In June 2014, Ncitha was arrested in connection with an investigation by the Hawks into the alleged misuse of public funds that had been designated for the funeral of former President Nelson Mandela, who died in December 2013. She and several other Buffalo City officials, including her deputy Themba Tinta, were charged with fraud and money laundering. In June 2015, while the charges against her were pending, the ANC removed Ncitha from her post as Buffalo Mayor; she was succeeded by Alfred Mtsi.

== National Council of Provinces: 2015–2024 ==
Directly after removing Ncitha from the mayoral office, the ANC deployed her to a seat in the National Council of Provinces, where she was sworn in on 17 June to fill a casual vacancy. She was re-elected after the 2019 general election.

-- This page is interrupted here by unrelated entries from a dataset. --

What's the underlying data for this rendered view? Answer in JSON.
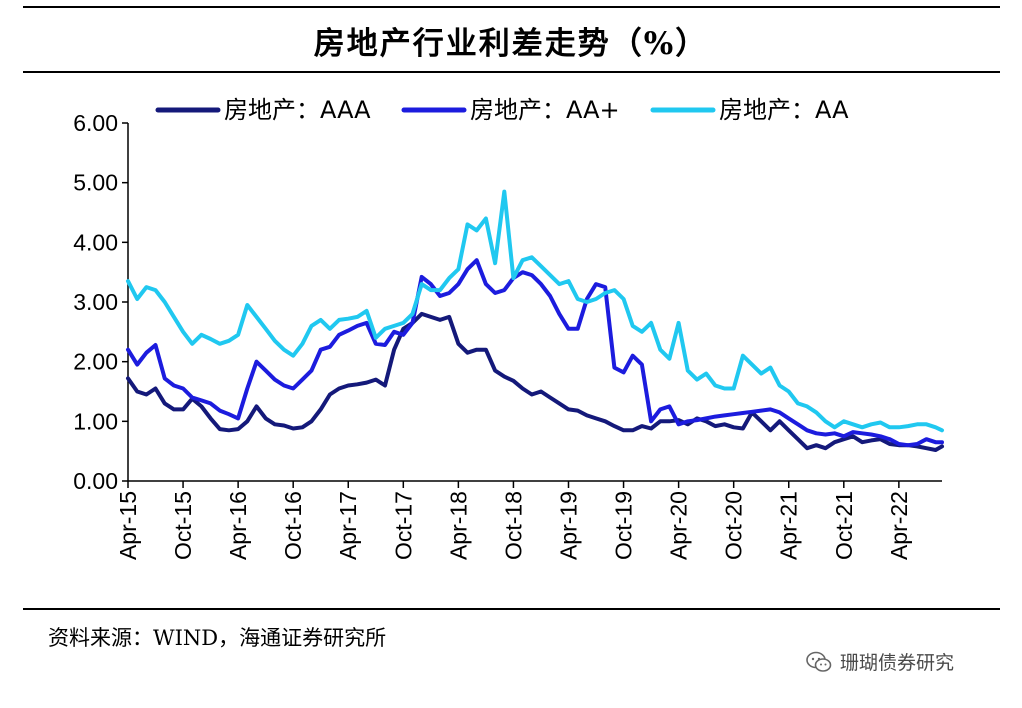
{
  "title": "房地产行业利差走势（%）",
  "source": "资料来源：WIND，海通证券研究所",
  "watermark": {
    "icon": "wechat-icon",
    "text": "珊瑚债券研究"
  },
  "chart_data": {
    "type": "line",
    "title": "房地产行业利差走势（%）",
    "xlabel": "",
    "ylabel": "",
    "ylim": [
      0,
      6
    ],
    "xlim": [
      0,
      88.7
    ],
    "grid": false,
    "legend": "top",
    "yticks": [
      "0.00",
      "1.00",
      "2.00",
      "3.00",
      "4.00",
      "5.00",
      "6.00"
    ],
    "xtick_labels": [
      "Apr-15",
      "Oct-15",
      "Apr-16",
      "Oct-16",
      "Apr-17",
      "Oct-17",
      "Apr-18",
      "Oct-18",
      "Apr-19",
      "Oct-19",
      "Apr-20",
      "Oct-20",
      "Apr-21",
      "Oct-21",
      "Apr-22"
    ],
    "xtick_months": [
      0,
      6,
      12,
      18,
      24,
      30,
      36,
      42,
      48,
      54,
      60,
      66,
      72,
      78,
      84
    ],
    "series": [
      {
        "name": "房地产：AAA",
        "color": "#14197a",
        "points": [
          [
            0,
            1.72
          ],
          [
            1,
            1.5
          ],
          [
            2,
            1.45
          ],
          [
            3,
            1.55
          ],
          [
            4,
            1.3
          ],
          [
            5,
            1.2
          ],
          [
            6,
            1.2
          ],
          [
            7,
            1.38
          ],
          [
            8,
            1.25
          ],
          [
            9,
            1.05
          ],
          [
            10,
            0.87
          ],
          [
            11,
            0.85
          ],
          [
            12,
            0.87
          ],
          [
            13,
            1.0
          ],
          [
            14,
            1.25
          ],
          [
            15,
            1.05
          ],
          [
            16,
            0.95
          ],
          [
            17,
            0.93
          ],
          [
            18,
            0.88
          ],
          [
            19,
            0.9
          ],
          [
            20,
            1.0
          ],
          [
            21,
            1.2
          ],
          [
            22,
            1.45
          ],
          [
            23,
            1.55
          ],
          [
            24,
            1.6
          ],
          [
            25,
            1.62
          ],
          [
            26,
            1.65
          ],
          [
            27,
            1.7
          ],
          [
            28,
            1.6
          ],
          [
            29,
            2.2
          ],
          [
            30,
            2.55
          ],
          [
            31,
            2.65
          ],
          [
            32,
            2.8
          ],
          [
            33,
            2.75
          ],
          [
            34,
            2.7
          ],
          [
            35,
            2.75
          ],
          [
            36,
            2.3
          ],
          [
            37,
            2.15
          ],
          [
            38,
            2.2
          ],
          [
            39,
            2.2
          ],
          [
            40,
            1.85
          ],
          [
            41,
            1.75
          ],
          [
            42,
            1.68
          ],
          [
            43,
            1.55
          ],
          [
            44,
            1.45
          ],
          [
            45,
            1.5
          ],
          [
            46,
            1.4
          ],
          [
            47,
            1.3
          ],
          [
            48,
            1.2
          ],
          [
            49,
            1.18
          ],
          [
            50,
            1.1
          ],
          [
            51,
            1.05
          ],
          [
            52,
            1.0
          ],
          [
            53,
            0.92
          ],
          [
            54,
            0.85
          ],
          [
            55,
            0.85
          ],
          [
            56,
            0.92
          ],
          [
            57,
            0.88
          ],
          [
            58,
            1.0
          ],
          [
            59,
            1.0
          ],
          [
            60,
            1.02
          ],
          [
            61,
            0.95
          ],
          [
            62,
            1.05
          ],
          [
            63,
            1.0
          ],
          [
            64,
            0.92
          ],
          [
            65,
            0.95
          ],
          [
            66,
            0.9
          ],
          [
            67,
            0.88
          ],
          [
            68,
            1.15
          ],
          [
            69,
            1.0
          ],
          [
            70,
            0.85
          ],
          [
            71,
            1.0
          ],
          [
            72,
            0.85
          ],
          [
            73,
            0.7
          ],
          [
            74,
            0.55
          ],
          [
            75,
            0.6
          ],
          [
            76,
            0.55
          ],
          [
            77,
            0.65
          ],
          [
            78,
            0.7
          ],
          [
            79,
            0.75
          ],
          [
            80,
            0.65
          ],
          [
            81,
            0.68
          ],
          [
            82,
            0.7
          ],
          [
            83,
            0.62
          ],
          [
            84,
            0.6
          ],
          [
            85,
            0.6
          ],
          [
            86,
            0.58
          ],
          [
            87,
            0.55
          ],
          [
            88,
            0.52
          ],
          [
            88.7,
            0.58
          ]
        ]
      },
      {
        "name": "房地产：AA+",
        "color": "#1c1cde",
        "points": [
          [
            0,
            2.2
          ],
          [
            1,
            1.95
          ],
          [
            2,
            2.15
          ],
          [
            3,
            2.28
          ],
          [
            4,
            1.72
          ],
          [
            5,
            1.6
          ],
          [
            6,
            1.55
          ],
          [
            7,
            1.4
          ],
          [
            8,
            1.35
          ],
          [
            9,
            1.3
          ],
          [
            10,
            1.18
          ],
          [
            11,
            1.12
          ],
          [
            12,
            1.05
          ],
          [
            13,
            1.55
          ],
          [
            14,
            2.0
          ],
          [
            15,
            1.85
          ],
          [
            16,
            1.7
          ],
          [
            17,
            1.6
          ],
          [
            18,
            1.55
          ],
          [
            19,
            1.7
          ],
          [
            20,
            1.85
          ],
          [
            21,
            2.2
          ],
          [
            22,
            2.25
          ],
          [
            23,
            2.45
          ],
          [
            24,
            2.52
          ],
          [
            25,
            2.6
          ],
          [
            26,
            2.65
          ],
          [
            27,
            2.3
          ],
          [
            28,
            2.28
          ],
          [
            29,
            2.5
          ],
          [
            30,
            2.45
          ],
          [
            31,
            2.65
          ],
          [
            32,
            3.42
          ],
          [
            33,
            3.3
          ],
          [
            34,
            3.1
          ],
          [
            35,
            3.15
          ],
          [
            36,
            3.3
          ],
          [
            37,
            3.55
          ],
          [
            38,
            3.7
          ],
          [
            39,
            3.3
          ],
          [
            40,
            3.15
          ],
          [
            41,
            3.2
          ],
          [
            42,
            3.4
          ],
          [
            43,
            3.5
          ],
          [
            44,
            3.45
          ],
          [
            45,
            3.3
          ],
          [
            46,
            3.1
          ],
          [
            47,
            2.8
          ],
          [
            48,
            2.55
          ],
          [
            49,
            2.55
          ],
          [
            50,
            3.05
          ],
          [
            51,
            3.3
          ],
          [
            52,
            3.25
          ],
          [
            53,
            1.9
          ],
          [
            54,
            1.82
          ],
          [
            55,
            2.1
          ],
          [
            56,
            1.95
          ],
          [
            57,
            1.0
          ],
          [
            58,
            1.2
          ],
          [
            59,
            1.25
          ],
          [
            60,
            0.95
          ],
          [
            61,
            1.0
          ],
          [
            62,
            1.02
          ],
          [
            63,
            1.05
          ],
          [
            64,
            1.08
          ],
          [
            65,
            1.1
          ],
          [
            66,
            1.12
          ],
          [
            67,
            1.14
          ],
          [
            68,
            1.16
          ],
          [
            69,
            1.18
          ],
          [
            70,
            1.2
          ],
          [
            71,
            1.15
          ],
          [
            72,
            1.05
          ],
          [
            73,
            0.95
          ],
          [
            74,
            0.85
          ],
          [
            75,
            0.8
          ],
          [
            76,
            0.78
          ],
          [
            77,
            0.8
          ],
          [
            78,
            0.75
          ],
          [
            79,
            0.82
          ],
          [
            80,
            0.8
          ],
          [
            81,
            0.78
          ],
          [
            82,
            0.75
          ],
          [
            83,
            0.7
          ],
          [
            84,
            0.62
          ],
          [
            85,
            0.6
          ],
          [
            86,
            0.62
          ],
          [
            87,
            0.7
          ],
          [
            88,
            0.65
          ],
          [
            88.7,
            0.65
          ]
        ]
      },
      {
        "name": "房地产：AA",
        "color": "#20c8f0",
        "points": [
          [
            0,
            3.35
          ],
          [
            1,
            3.05
          ],
          [
            2,
            3.25
          ],
          [
            3,
            3.2
          ],
          [
            4,
            3.0
          ],
          [
            5,
            2.75
          ],
          [
            6,
            2.5
          ],
          [
            7,
            2.3
          ],
          [
            8,
            2.45
          ],
          [
            9,
            2.38
          ],
          [
            10,
            2.3
          ],
          [
            11,
            2.35
          ],
          [
            12,
            2.45
          ],
          [
            13,
            2.95
          ],
          [
            14,
            2.75
          ],
          [
            15,
            2.55
          ],
          [
            16,
            2.35
          ],
          [
            17,
            2.2
          ],
          [
            18,
            2.1
          ],
          [
            19,
            2.3
          ],
          [
            20,
            2.6
          ],
          [
            21,
            2.7
          ],
          [
            22,
            2.55
          ],
          [
            23,
            2.7
          ],
          [
            24,
            2.72
          ],
          [
            25,
            2.75
          ],
          [
            26,
            2.85
          ],
          [
            27,
            2.4
          ],
          [
            28,
            2.55
          ],
          [
            29,
            2.6
          ],
          [
            30,
            2.65
          ],
          [
            31,
            2.8
          ],
          [
            32,
            3.3
          ],
          [
            33,
            3.2
          ],
          [
            34,
            3.2
          ],
          [
            35,
            3.4
          ],
          [
            36,
            3.55
          ],
          [
            37,
            4.3
          ],
          [
            38,
            4.2
          ],
          [
            39,
            4.4
          ],
          [
            40,
            3.65
          ],
          [
            41,
            4.85
          ],
          [
            42,
            3.4
          ],
          [
            43,
            3.7
          ],
          [
            44,
            3.75
          ],
          [
            45,
            3.6
          ],
          [
            46,
            3.45
          ],
          [
            47,
            3.3
          ],
          [
            48,
            3.35
          ],
          [
            49,
            3.05
          ],
          [
            50,
            3.0
          ],
          [
            51,
            3.05
          ],
          [
            52,
            3.15
          ],
          [
            53,
            3.2
          ],
          [
            54,
            3.05
          ],
          [
            55,
            2.6
          ],
          [
            56,
            2.5
          ],
          [
            57,
            2.65
          ],
          [
            58,
            2.2
          ],
          [
            59,
            2.05
          ],
          [
            60,
            2.65
          ],
          [
            61,
            1.85
          ],
          [
            62,
            1.7
          ],
          [
            63,
            1.8
          ],
          [
            64,
            1.6
          ],
          [
            65,
            1.55
          ],
          [
            66,
            1.55
          ],
          [
            67,
            2.1
          ],
          [
            68,
            1.95
          ],
          [
            69,
            1.8
          ],
          [
            70,
            1.9
          ],
          [
            71,
            1.6
          ],
          [
            72,
            1.5
          ],
          [
            73,
            1.3
          ],
          [
            74,
            1.25
          ],
          [
            75,
            1.15
          ],
          [
            76,
            1.0
          ],
          [
            77,
            0.9
          ],
          [
            78,
            1.0
          ],
          [
            79,
            0.95
          ],
          [
            80,
            0.9
          ],
          [
            81,
            0.95
          ],
          [
            82,
            0.98
          ],
          [
            83,
            0.9
          ],
          [
            84,
            0.9
          ],
          [
            85,
            0.92
          ],
          [
            86,
            0.95
          ],
          [
            87,
            0.95
          ],
          [
            88,
            0.9
          ],
          [
            88.7,
            0.85
          ]
        ]
      }
    ]
  }
}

After the ANC codified its step-aside rule for public representatives facing criminal charges, Ncitha volunteered to step aside from her parliamentary seat, meaning that she would recuse herself from her party duties and would not represent the ANC in parliamentary proceedings. However, in June 2021, the Sowetan reported that Ncitha continued to chair committee meetings and participate in plenaries. She remained in her parliamentary seat until after the May 2024 general election.

== Fraud trial ==
After various delays in the proceedings, Ncitha's fraud trial was ongoing in 2024. She pled not guilty.